Я толкнул дверь и включил лампу. Посмотрел на часы – время приближалось к полуночи. Я откинул упавшие на глаза волосы, подошел к окну и невольно улыбнулся, увидев на фоне погрузившегося в темноту дома Личфилдов одно светлое окно – сигнал Поппи, означавший, что берег чист и путь открыт.

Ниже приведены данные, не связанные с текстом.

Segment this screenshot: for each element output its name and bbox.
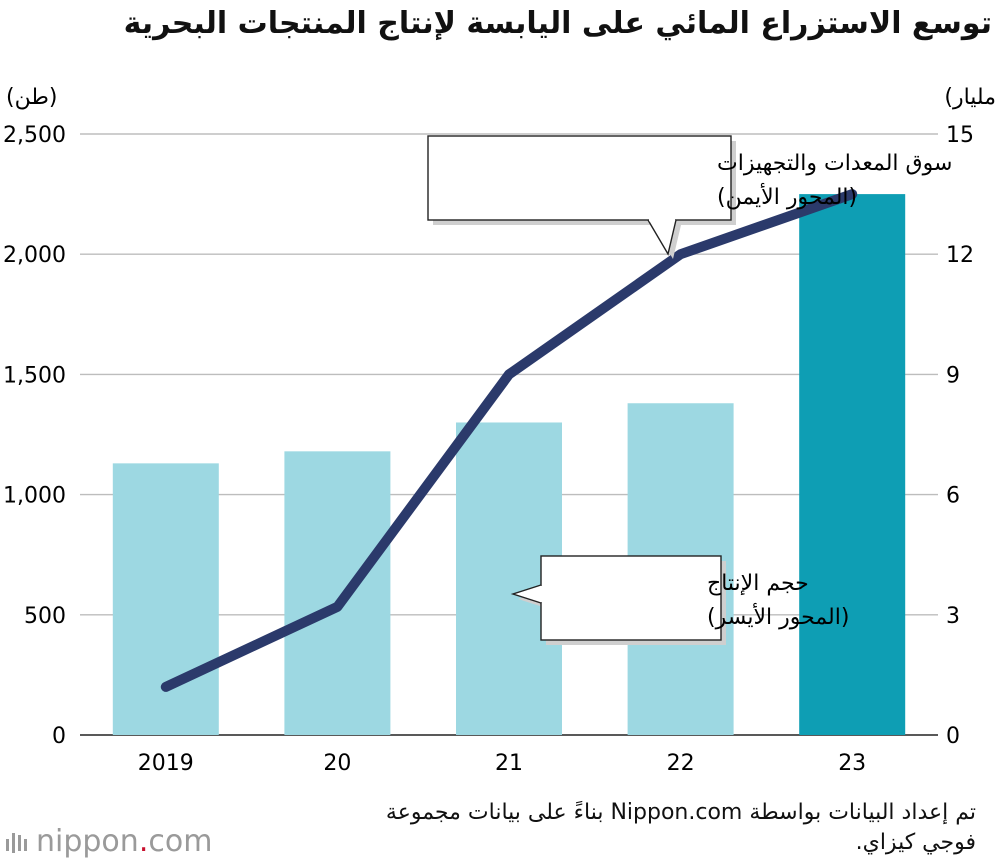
line-series [160,189,858,692]
x-tick-label: 2019 [138,751,194,776]
callout-line-2: (المحور الأيمن) [717,183,857,210]
callout-1: سوق المعدات والتجهيزات (المحور الأيمن) [427,135,952,259]
left-tick-label: 1,000 [3,484,66,509]
right-tick-label: 3 [946,604,960,629]
bar [799,194,906,736]
callouts: سوق المعدات والتجهيزات (المحور الأيمن) حجم… [427,135,952,645]
x-tick-label: 22 [667,751,695,776]
bar [284,451,391,735]
right-tick-label: 9 [946,363,960,388]
callout-2: حجم الإنتاج (المحور الأيسر) [510,555,849,645]
right-tick-label: 6 [946,484,960,509]
logo-name: nippon [36,824,139,859]
callout-box [540,555,722,641]
callout-tail [510,584,542,604]
left-tick-label: 0 [52,724,66,749]
left-axis-unit: (طن) [6,85,57,110]
source-note: تم إعداد البيانات بواسطة Nippon.com بناء… [385,800,976,855]
x-tick-label: 21 [495,751,523,776]
right-tick-label: 15 [946,123,974,148]
right-tick-label: 0 [946,724,960,749]
logo-dot: . [138,824,149,859]
left-tick-label: 2,500 [3,123,66,148]
axes: 0 500 1,000 1,500 2,000 2,500 0 3 6 9 12 15 (طن) (ملي… [3,85,996,776]
callout-box [427,135,732,221]
left-tick-label: 1,500 [3,363,66,388]
callout-tail [647,219,677,256]
left-tick-label: 2,000 [3,243,66,268]
right-axis-unit: (مليار [944,85,996,110]
callout-line-1: حجم الإنتاج [707,571,809,596]
logo-suffix: com [148,824,213,859]
chart-title: توسع الاستزراع المائي على اليابسة لإنتاج… [123,6,992,41]
chart: 0 500 1,000 1,500 2,000 2,500 0 3 6 9 12 15 (طن) (ملي… [3,85,996,776]
left-tick-label: 500 [24,604,66,629]
callout-line-1: سوق المعدات والتجهيزات [717,151,952,176]
right-tick-label: 12 [946,243,974,268]
bar [112,463,219,735]
callout-line-2: (المحور الأيسر) [707,603,849,630]
logo-mark-icon [6,832,27,853]
nippon-logo: nippon.com [6,824,212,859]
x-tick-label: 23 [838,751,866,776]
x-tick-label: 20 [323,751,351,776]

Я запер изнутри дверь и выключил лампу. Спальня наполнилась тьмой. Я быстро переоделся в пижамные брюки и куртку, неслышно поднял окно и выбрался наружу. Пробежав через лужайку между нашими двумя домами, я забрался в комнату Поппи и осторожно, стараясь не шуметь, закрыл окно.

Поппи лежала в постели, укрывшись одеялом. Глаза закрыты. Дыхание ровное и спокойное. Ладонь под щекой. Невольно залюбовавшись этой трогательной картиной, я подошел ближе, положил на тумбочку подарок и сам устроился рядом.

Мы лежали рядом, деля одну подушку.

Так продолжалось уже не один год. Первый раз я остался у нее по ошибке. Мне было двенадцать – я забрался в ее спальню просто поговорить и сам не заметил, как уснул. К счастью, проснулся утром рано и домой успел вернуться незамеченным. Но на следующий вечер остался уже умышленно, а потом это стало едва ли не обычным делом. Нам повезло – никто ничего не узнал, и наша тайна осталась тайной. Уж и не знаю, как бы повел себя мистер Личфилд, узнав, что я провожу ночи в постели с его дочерью.

Вот только спать рядом с Поппи становилось все труднее и труднее. Мне уже исполнилось пятнадцать, и мои чувства к ней изменились. Я и смотрел на нее иначе. И с ней происходило то же самое. Мы целовались все больше и больше, и поцелуи уже не были невинными, а наши руки забирались в такие места, куда им забираться не следовало. И нажать на тормоз бывало все труднее. Я хотел большего. Я хотел мою девушку всю, целиком.

Но мы были слишком молоды и знали это.

Вот только легче от этого не становилось.

Поппи пошевелилась.

– Думала, ты уже не придешь сегодня. Ждала-ждала, а ты все не приходил и не приходил, – сонно проворчала она, убирая волосы с моего лица.

Я взял ее руку, приник губами к ладони.

– Долго проявлял пленку. И родители вели себя как-то странно.

– Странно? Это как? – спросила Поппи, придвигаясь ближе и целуя меня в щеку.

Я покачал головой.

– Ну, не знаю… странно. По-моему, что-то происходит, но они не говорят, не хотят, чтобы я беспокоился.

Поппи озабоченно нахмурилась. Я сжал ее ладонь и, вспомнив про подарок, протянул руку и взял с тумбочки фотографию, которую вставил дома в простенькую серебряную рамку. Потом коснулся пальцем иконки фонарика на телефоне и повернул рамку так, чтобы ее было лучше видно.

Поппи тихонько ахнула, и ее лицо осветилось улыбкой. Она взяла фотографию, провела пальцем по стеклу и, полюбовавшись секунду-другую, поставила на тумбочку.

– Мне нравится.

Поппи приподняла одеяло, и я придвинулся поближе, положил руку ей на талию и принялся целовать ее щеки и шею. В какой-то момент мои губы коснулись одного местечка под ухом, и она хихикнула и отстранилась.

– Руне! Щекотно!

Я отодвинулся и просунул ладонь между ее руками.

– Ну? – шепотом спросила она, наматывая на палец длинную прядь моих волос. – Что будем делать завтра?

Я закатил глаза:

– Ничего не получится. Папа объявил семейный день, и мы все отправляемся на пляж.

У нее вспыхнули глаза.

– Правда? – Она села. – Обожаю пляж!

Мне стало не по себе.

– Он сказал, поедем только мы одни. Только семья.

– О… – огорченно протянула Поппи и откинулась на подушку. – Я что-то не так сделала? Чем-то провинилась? Твой папа всегда приглашает меня со всеми вами.

– Да нет, нет, – запротестовал я. – В том-то и дело. Говорю же, они странно себя ведут. Папа сказал, что хочет, чтобы мы провели этот день семьей, но мне кажется, тут что-то еще кроется.